Éric Vigner est le directeur du CDDB-théâtre de Lorient depuis maintenant trois ans. Lors de son installation, il y avait créé L'illusion comique de Corneille, puis, l'année suivante, Brancusi contre États-Unis. Deux pièces pour lesquelles la costumière en chef n'était autre que Pascale Robin.
Outre une dizaine de comédiens, Marion de Lorme met à contribution l'ensemble Matheus de musique contemporaine. Le rôle de Marion est tenu par Jutta Johanna Weiss, une actrice autrichienne à la carrière déjà internationale mais qui, à cette occasion, joue en France pour la première fois.
"Depuis le mois de mars, tout ce que je fais, ce que je vois, ce que je mange est pour Marion de Lorme. Elle vampirise tout!"
Pascale Robin s'agite sur sa chaise. Sa longue crinière argentée ondule et vient caresser un sourire immense, reflet d'une fougue incroyable. D'une comédienne, on dirait qu'elle a du talent. Venant de la costumière, on pourrait juger l'investissement démesuré. Car, même en cas de triomphe, l'ovation du public ne lui sera pas directement destinée. "Le soir de la première est, pour moi, comme un enterrement joyeux, confie-t-elle, d'un ton soudain plus grave. Impossible de ressentir un quelconque soulagement. L'aventure s'arrête quand les comédiens prennent définitivement possession de leurs costumes. A quelques jours de la création, je dois faire mon deuil."

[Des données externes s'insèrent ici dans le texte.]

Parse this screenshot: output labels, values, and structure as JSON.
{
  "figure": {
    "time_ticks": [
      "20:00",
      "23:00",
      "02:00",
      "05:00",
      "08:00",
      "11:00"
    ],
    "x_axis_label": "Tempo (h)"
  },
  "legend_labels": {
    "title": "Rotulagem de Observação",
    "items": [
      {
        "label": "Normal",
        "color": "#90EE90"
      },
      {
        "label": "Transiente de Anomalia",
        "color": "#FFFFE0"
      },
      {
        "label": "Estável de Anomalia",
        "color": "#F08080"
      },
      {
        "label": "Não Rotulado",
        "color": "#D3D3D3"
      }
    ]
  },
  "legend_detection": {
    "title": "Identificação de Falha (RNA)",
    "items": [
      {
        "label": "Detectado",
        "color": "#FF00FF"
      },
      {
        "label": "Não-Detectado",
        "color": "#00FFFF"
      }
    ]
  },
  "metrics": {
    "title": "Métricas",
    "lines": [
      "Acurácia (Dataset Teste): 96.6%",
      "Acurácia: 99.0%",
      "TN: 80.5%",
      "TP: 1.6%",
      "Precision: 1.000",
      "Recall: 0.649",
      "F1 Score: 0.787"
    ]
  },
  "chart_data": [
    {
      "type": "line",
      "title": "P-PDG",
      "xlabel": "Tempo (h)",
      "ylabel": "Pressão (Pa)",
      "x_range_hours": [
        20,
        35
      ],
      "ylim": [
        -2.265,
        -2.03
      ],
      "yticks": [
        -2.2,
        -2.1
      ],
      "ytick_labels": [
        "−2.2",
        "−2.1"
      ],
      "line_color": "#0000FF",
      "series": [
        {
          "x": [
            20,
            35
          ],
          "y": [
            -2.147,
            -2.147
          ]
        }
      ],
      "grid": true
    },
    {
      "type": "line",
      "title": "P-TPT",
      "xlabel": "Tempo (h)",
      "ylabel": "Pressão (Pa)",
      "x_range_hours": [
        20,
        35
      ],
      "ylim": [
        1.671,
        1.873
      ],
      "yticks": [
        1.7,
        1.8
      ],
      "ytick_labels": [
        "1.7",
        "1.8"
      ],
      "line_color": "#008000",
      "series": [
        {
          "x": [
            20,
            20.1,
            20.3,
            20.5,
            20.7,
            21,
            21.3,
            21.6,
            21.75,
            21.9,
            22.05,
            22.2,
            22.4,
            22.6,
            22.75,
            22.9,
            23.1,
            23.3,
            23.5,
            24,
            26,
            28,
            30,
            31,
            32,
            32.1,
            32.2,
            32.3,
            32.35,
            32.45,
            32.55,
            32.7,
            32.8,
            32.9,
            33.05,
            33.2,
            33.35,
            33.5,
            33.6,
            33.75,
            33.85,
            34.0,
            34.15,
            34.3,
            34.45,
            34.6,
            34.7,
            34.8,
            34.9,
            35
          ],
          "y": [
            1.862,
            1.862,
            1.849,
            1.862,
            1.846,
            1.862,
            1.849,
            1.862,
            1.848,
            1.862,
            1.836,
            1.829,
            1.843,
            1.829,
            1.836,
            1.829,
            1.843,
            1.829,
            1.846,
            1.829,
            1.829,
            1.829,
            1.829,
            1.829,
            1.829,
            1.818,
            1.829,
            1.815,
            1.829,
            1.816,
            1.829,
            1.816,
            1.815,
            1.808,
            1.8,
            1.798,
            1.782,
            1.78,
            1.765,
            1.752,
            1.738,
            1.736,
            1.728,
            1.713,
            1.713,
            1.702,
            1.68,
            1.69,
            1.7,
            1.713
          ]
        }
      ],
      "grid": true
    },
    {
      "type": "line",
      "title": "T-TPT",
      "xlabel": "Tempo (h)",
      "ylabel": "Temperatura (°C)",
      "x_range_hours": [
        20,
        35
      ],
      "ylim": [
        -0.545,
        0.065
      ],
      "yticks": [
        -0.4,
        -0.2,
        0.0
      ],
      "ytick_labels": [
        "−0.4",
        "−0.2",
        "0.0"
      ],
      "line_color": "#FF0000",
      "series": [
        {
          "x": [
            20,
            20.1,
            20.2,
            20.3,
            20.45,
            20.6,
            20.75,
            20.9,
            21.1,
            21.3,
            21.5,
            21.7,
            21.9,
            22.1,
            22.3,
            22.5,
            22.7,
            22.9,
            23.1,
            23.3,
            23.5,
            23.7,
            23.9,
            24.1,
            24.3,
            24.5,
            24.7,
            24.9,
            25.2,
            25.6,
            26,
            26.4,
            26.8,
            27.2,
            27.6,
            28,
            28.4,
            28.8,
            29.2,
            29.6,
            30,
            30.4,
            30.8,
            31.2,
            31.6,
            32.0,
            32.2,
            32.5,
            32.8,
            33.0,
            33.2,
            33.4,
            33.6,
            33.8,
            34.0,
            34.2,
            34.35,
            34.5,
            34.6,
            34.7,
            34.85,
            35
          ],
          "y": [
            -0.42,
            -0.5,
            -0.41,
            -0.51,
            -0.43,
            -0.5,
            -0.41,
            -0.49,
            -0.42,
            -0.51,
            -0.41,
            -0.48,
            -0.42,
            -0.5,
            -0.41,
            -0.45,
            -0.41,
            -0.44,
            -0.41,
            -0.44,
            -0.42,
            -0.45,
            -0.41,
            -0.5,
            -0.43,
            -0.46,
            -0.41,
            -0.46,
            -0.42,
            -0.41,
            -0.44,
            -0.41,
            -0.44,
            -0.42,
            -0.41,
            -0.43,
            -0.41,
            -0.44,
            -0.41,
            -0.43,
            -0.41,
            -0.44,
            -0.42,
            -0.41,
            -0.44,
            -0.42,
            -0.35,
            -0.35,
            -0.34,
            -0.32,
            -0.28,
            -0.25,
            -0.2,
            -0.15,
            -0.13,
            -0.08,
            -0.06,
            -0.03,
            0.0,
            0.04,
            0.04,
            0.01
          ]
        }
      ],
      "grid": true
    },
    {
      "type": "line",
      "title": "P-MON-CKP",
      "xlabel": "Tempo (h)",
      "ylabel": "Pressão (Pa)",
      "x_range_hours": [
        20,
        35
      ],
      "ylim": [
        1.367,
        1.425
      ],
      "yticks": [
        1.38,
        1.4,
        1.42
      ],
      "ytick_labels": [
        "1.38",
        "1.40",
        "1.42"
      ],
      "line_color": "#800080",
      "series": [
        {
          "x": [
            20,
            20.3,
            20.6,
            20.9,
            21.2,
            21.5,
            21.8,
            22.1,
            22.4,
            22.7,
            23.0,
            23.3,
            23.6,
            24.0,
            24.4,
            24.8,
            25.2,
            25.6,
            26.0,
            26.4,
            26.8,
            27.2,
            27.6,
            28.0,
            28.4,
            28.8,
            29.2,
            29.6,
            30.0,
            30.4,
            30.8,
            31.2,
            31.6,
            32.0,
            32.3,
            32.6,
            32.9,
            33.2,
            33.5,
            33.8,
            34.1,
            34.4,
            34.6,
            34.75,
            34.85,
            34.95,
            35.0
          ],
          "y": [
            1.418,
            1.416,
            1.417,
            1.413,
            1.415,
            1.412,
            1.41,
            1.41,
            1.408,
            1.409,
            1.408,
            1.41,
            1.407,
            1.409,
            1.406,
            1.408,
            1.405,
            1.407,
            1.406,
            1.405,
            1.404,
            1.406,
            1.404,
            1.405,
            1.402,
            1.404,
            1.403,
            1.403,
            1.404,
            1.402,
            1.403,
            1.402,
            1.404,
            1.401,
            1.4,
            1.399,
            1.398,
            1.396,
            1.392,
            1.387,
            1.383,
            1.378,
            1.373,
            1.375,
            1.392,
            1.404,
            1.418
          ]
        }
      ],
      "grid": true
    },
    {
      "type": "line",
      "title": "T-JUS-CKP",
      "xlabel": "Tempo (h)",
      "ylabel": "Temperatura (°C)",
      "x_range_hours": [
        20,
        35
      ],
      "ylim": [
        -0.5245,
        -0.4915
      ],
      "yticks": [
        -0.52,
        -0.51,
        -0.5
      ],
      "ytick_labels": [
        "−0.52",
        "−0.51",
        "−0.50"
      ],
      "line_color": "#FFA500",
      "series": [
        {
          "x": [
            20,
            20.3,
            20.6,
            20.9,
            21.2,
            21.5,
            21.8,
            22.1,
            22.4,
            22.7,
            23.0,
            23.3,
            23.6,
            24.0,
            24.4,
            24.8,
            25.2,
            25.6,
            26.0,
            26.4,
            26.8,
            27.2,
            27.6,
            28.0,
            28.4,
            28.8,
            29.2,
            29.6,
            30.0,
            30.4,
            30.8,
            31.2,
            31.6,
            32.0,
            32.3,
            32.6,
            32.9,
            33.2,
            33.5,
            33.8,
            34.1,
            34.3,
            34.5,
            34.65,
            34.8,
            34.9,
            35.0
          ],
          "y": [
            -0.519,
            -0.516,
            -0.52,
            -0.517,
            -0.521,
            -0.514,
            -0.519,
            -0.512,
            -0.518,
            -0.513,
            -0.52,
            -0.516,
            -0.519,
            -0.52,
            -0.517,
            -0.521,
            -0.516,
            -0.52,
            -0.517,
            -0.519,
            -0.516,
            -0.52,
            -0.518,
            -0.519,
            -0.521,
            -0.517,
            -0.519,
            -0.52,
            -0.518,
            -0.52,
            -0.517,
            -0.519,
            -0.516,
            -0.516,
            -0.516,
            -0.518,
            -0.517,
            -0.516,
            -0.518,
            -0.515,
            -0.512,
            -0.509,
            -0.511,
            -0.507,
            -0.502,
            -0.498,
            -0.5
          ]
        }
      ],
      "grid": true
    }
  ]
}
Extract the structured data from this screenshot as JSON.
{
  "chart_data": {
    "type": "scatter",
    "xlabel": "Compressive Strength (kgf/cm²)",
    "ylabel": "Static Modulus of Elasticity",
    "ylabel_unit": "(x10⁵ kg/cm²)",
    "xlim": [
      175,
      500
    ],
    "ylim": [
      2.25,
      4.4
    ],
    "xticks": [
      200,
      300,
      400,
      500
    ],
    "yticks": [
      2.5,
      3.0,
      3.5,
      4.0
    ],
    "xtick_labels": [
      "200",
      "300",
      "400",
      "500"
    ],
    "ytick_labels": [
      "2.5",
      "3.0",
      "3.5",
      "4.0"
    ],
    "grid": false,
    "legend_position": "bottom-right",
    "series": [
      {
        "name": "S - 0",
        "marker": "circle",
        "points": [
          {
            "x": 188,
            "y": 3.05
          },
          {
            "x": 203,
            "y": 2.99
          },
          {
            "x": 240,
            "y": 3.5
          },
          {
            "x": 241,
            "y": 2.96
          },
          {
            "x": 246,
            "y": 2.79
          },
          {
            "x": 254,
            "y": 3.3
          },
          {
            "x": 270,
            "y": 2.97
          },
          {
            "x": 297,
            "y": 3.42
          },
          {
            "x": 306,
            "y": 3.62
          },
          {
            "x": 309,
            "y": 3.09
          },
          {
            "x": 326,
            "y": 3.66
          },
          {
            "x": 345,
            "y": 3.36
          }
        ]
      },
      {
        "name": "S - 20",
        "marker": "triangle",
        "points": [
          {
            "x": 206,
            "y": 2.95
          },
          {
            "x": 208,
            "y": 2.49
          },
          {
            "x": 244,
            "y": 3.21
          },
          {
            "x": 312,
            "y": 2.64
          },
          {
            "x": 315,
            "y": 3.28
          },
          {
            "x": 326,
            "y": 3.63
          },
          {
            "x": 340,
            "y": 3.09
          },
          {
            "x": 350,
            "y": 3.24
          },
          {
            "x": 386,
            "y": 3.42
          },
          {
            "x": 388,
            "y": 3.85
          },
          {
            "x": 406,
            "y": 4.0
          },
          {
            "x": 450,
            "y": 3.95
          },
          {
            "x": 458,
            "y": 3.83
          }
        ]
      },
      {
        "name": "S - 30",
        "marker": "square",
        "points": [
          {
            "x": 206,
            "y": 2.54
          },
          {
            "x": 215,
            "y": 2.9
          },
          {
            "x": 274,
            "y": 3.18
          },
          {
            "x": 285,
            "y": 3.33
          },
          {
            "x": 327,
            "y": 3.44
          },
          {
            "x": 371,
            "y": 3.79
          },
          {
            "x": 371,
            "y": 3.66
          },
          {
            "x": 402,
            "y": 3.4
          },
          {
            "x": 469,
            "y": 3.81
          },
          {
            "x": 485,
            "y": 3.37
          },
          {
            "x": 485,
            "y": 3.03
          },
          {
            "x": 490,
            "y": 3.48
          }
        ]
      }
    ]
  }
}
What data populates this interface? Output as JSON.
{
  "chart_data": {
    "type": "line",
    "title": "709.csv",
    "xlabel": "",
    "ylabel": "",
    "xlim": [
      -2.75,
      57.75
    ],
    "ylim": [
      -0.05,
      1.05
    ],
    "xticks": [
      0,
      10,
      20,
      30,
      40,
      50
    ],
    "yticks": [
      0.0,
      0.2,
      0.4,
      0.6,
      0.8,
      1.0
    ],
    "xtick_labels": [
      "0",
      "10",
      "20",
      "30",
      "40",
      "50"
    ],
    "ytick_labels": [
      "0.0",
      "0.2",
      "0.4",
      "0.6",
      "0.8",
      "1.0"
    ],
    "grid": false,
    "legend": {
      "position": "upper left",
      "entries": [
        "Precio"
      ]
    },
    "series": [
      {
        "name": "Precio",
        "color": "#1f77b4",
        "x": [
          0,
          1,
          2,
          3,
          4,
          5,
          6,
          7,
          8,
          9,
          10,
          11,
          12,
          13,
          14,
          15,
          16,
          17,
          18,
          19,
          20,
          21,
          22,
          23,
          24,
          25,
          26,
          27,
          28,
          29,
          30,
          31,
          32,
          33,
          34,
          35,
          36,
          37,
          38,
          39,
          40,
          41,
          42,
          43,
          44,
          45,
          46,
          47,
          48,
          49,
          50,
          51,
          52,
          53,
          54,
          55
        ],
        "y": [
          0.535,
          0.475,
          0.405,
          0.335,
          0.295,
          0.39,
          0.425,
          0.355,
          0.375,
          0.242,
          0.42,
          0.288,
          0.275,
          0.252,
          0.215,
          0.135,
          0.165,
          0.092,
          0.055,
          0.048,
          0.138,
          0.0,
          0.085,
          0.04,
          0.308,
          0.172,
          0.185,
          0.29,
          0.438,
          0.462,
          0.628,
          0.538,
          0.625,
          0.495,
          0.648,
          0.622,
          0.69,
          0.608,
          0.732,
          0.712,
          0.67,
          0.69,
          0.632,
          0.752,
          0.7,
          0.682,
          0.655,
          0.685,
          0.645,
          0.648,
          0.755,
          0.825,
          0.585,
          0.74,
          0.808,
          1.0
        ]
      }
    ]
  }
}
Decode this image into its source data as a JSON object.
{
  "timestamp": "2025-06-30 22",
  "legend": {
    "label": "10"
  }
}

Tirer un trait sur de longs mois à chercher tel tissu rare, mieux adapté à tel costume, à couper, recouper une robe de Marion ou la redingote de l'un de ses amants. Oublier aussi les lectures répétées du drame romantique de Victor Hugo. "Il y en a des techniques, explique Pascale Robin, et d'autres où je fais fonctionner mon imagination, où je me raconte des histoires. Une création, je la vis comme une gamine qui rêve en feuilletant Tintin au Congo !
Ici, le reporter blondinet a pris les traits d'Éric Vigner. Avant de jouer du ciseau, Pascale confronte, bien-sûr, son imaginaire à ceux du metteur en scène et du scénographe, Claude Chestier.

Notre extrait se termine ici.